Several possibilities
The development of the hybrid battery relied on improving the energy storage rate of battery-type anodes and increasing the relatively low capacity of supercapacitor-type cathode materials.
The KAIST research team leveraged two different metal-organic frameworks to create an optimized synthesis of hybrid batteries, culminating in an anode material with improved kinetics and a high-capacity cathode material.
The fully assembled hybrid sodium-ion energy storage device reportedly exceeds the energy density of commercial lithium-ion batteries and matches the power density characteristics of supercapacitors. Professor Kang says this new battery, with an energy density of 247 Wh/kg and a power density of 34,748 W/kg, could be used in a wide range of industries, including electric vehicles, smart electronics and aerospace technologies.

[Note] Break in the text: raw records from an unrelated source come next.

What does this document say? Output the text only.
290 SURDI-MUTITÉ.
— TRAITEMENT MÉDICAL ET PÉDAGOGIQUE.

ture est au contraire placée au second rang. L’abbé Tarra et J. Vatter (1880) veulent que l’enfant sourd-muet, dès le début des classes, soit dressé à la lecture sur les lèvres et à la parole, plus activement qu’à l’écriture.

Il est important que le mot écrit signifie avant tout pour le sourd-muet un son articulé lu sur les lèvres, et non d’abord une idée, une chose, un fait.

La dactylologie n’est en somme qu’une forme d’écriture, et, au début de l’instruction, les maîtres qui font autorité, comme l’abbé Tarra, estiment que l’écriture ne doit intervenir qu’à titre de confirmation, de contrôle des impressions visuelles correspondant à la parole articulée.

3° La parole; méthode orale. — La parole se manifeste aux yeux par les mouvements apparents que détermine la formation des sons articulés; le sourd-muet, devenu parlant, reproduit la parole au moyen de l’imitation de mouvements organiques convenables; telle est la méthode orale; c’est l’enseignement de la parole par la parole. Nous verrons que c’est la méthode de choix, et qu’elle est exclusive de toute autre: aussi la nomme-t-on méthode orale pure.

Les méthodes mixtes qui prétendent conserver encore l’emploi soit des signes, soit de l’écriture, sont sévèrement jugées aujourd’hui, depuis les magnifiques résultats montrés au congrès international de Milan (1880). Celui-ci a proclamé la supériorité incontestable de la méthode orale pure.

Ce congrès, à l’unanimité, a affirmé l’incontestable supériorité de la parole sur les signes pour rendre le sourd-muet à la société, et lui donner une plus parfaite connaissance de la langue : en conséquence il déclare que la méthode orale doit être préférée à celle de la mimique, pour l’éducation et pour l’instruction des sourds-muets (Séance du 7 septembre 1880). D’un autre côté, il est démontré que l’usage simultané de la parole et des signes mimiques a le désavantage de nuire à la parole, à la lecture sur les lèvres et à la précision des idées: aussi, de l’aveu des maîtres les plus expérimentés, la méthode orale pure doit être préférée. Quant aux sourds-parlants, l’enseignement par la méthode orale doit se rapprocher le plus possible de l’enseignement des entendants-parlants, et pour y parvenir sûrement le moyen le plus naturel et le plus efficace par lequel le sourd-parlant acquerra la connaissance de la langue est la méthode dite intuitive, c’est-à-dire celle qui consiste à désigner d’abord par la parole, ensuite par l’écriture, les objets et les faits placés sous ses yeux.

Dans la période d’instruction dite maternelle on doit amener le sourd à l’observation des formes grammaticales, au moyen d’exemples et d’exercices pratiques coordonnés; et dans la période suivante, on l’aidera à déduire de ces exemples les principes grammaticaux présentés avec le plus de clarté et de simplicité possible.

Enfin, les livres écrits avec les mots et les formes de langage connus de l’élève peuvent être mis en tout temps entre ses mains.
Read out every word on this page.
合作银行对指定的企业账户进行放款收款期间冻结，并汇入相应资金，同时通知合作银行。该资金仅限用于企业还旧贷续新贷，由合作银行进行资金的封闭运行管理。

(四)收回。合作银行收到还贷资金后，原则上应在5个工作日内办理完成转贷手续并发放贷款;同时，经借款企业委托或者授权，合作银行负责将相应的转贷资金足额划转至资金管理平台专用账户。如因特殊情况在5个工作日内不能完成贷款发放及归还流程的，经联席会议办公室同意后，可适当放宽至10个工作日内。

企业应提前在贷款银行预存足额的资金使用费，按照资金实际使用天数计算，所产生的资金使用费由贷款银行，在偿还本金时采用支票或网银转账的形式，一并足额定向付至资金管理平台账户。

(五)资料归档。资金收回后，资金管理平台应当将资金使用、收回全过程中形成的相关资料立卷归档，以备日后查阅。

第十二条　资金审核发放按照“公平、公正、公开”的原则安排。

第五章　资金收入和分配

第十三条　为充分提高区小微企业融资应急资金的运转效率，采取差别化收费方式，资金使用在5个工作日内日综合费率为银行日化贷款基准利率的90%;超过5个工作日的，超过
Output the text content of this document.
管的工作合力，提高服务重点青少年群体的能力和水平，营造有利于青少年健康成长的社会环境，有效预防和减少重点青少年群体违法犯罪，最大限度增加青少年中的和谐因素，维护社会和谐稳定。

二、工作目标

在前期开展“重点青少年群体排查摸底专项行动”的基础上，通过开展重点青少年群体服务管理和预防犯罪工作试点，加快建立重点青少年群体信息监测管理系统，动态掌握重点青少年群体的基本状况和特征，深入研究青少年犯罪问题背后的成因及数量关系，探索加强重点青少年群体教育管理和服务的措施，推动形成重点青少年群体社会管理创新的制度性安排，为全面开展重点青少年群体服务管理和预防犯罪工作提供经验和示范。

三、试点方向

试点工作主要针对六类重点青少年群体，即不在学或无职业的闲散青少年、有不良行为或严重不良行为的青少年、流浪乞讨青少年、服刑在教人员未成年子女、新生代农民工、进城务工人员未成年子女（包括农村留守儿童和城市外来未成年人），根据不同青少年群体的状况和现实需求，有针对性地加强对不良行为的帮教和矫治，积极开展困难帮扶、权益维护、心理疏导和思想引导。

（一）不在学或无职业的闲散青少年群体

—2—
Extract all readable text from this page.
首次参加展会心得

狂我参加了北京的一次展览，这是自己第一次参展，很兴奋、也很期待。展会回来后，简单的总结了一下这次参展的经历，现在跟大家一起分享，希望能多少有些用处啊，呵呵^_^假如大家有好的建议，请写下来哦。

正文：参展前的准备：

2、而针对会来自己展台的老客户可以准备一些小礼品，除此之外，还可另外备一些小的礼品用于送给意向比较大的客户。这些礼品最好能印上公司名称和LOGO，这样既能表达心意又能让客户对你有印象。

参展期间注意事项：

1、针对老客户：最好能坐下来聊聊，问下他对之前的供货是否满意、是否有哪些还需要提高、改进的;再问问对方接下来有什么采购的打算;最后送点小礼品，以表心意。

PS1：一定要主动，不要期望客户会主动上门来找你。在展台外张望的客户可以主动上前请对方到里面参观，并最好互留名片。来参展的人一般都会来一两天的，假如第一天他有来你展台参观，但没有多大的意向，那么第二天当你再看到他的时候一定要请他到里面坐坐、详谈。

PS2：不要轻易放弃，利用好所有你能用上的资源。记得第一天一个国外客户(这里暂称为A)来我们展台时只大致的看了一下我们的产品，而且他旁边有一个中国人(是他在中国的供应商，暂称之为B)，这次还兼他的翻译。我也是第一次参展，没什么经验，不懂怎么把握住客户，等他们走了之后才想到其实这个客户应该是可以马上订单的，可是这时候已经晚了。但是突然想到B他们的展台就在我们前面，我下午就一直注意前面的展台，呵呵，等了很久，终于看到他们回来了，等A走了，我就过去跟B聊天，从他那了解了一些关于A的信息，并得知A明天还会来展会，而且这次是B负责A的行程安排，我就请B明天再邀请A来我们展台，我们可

The findings of this study, co-authored by KAIST PhD students Jong Hui Choi and Dong Won Kim, have been published in the international journal Energy storage materials with the catchy title of “Low crystallinity conductive multivalency iron sulfide embedded S-doped anode and large-area O-doped cathode of 3D porous N-rich graphitic carbon frameworks for high-performance sodium-ion hybrid energy storage.”